Sometimes when the OSM servers have downtime replication can be delayed and these delays can sometimes cause osmosis to get stuck on a particular changeset. The solution to this is to kill the associated processes and let them restart automatically. To catch these problems you can periodically check the date in state.txt and if it's more then a day off (to account for time zone differences) something is stuck.
ReplyDeleteWhat I found when comparing the time for 60 minutes of minutely updates vs. 1 hourly update was the update to update variation was more then the difference. I found that each minute worth of updates took 10-90 seconds on my 4 disk 7200 RPM RAID 10 array. Larger minutely files were from spikes from imports and it would catch up over the next two files.
Indeed, I have had osmosis hang on an update occasionally. I THINK most of those were caused by a bug in osmosis that has since been fixed although I haven't updated my copy yet. Apparently it wasn't setting any kind of timeout so under certain network conditions it would just sit there waiting forever for a connection to be established.
ReplyDeleteThanks for explaining this so well, Toby. Much appreciated. Did you put a link to this article on the Osmosis wiki?
ReplyDeleteThanks Martijn.
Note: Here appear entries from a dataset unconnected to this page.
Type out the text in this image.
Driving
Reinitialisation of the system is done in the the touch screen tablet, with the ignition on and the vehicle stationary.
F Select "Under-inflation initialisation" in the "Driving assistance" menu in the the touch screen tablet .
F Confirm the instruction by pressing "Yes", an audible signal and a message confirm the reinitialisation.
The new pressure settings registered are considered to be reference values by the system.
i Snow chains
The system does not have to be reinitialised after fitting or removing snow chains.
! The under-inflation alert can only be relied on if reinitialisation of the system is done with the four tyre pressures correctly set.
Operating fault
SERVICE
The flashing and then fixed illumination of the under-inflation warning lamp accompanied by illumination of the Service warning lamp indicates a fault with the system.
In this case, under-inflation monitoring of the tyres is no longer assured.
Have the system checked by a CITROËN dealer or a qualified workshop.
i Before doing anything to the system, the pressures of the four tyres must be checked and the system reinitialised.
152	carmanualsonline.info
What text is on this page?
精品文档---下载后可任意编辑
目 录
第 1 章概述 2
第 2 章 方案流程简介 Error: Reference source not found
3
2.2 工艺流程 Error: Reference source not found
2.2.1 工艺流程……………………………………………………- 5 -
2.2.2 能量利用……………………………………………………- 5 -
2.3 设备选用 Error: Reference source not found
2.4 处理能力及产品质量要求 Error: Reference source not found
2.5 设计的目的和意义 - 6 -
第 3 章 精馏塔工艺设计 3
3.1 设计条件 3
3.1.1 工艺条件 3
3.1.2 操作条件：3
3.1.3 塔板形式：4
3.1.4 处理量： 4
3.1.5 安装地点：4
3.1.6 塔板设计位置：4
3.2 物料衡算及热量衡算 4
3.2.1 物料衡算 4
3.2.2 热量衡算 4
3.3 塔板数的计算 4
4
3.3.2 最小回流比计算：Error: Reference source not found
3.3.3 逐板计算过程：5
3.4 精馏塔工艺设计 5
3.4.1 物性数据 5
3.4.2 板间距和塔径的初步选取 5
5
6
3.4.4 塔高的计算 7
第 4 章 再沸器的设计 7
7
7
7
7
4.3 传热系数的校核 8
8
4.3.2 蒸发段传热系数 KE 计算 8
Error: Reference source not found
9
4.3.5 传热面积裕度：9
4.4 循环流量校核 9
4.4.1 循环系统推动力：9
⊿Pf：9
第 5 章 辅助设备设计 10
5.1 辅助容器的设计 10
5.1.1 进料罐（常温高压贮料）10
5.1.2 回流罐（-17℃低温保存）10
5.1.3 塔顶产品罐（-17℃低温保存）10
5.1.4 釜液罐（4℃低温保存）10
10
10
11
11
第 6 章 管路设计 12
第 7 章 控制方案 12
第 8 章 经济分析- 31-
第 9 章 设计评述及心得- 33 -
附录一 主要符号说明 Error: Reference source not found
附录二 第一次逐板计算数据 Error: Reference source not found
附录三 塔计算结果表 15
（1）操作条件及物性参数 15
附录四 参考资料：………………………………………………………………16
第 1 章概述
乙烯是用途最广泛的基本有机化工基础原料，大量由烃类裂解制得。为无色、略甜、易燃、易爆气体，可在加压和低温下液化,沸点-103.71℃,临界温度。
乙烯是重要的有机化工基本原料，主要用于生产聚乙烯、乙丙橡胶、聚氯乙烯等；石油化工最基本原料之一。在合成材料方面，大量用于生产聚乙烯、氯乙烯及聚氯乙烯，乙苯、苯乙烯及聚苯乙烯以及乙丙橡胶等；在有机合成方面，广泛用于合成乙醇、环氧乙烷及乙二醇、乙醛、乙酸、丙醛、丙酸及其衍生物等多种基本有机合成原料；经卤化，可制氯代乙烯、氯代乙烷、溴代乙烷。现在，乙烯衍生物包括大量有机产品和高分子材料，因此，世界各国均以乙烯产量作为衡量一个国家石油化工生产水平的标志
No I haven't linked it in the wiki. Is linking to your own blog post in a wiki considered a conflict of interest? :)
ReplyDeleteThe replicate sequence url is broken. Use this instead, you can get minutely, hourly or daily there: https://osm.mazdermind.de/replicate-sequences/
ReplyDeleteFantastic post, very informative. I wonder why the other specialists of this sector do not notice this. You must continue your writing. I'm confident, you have a great readers' base already!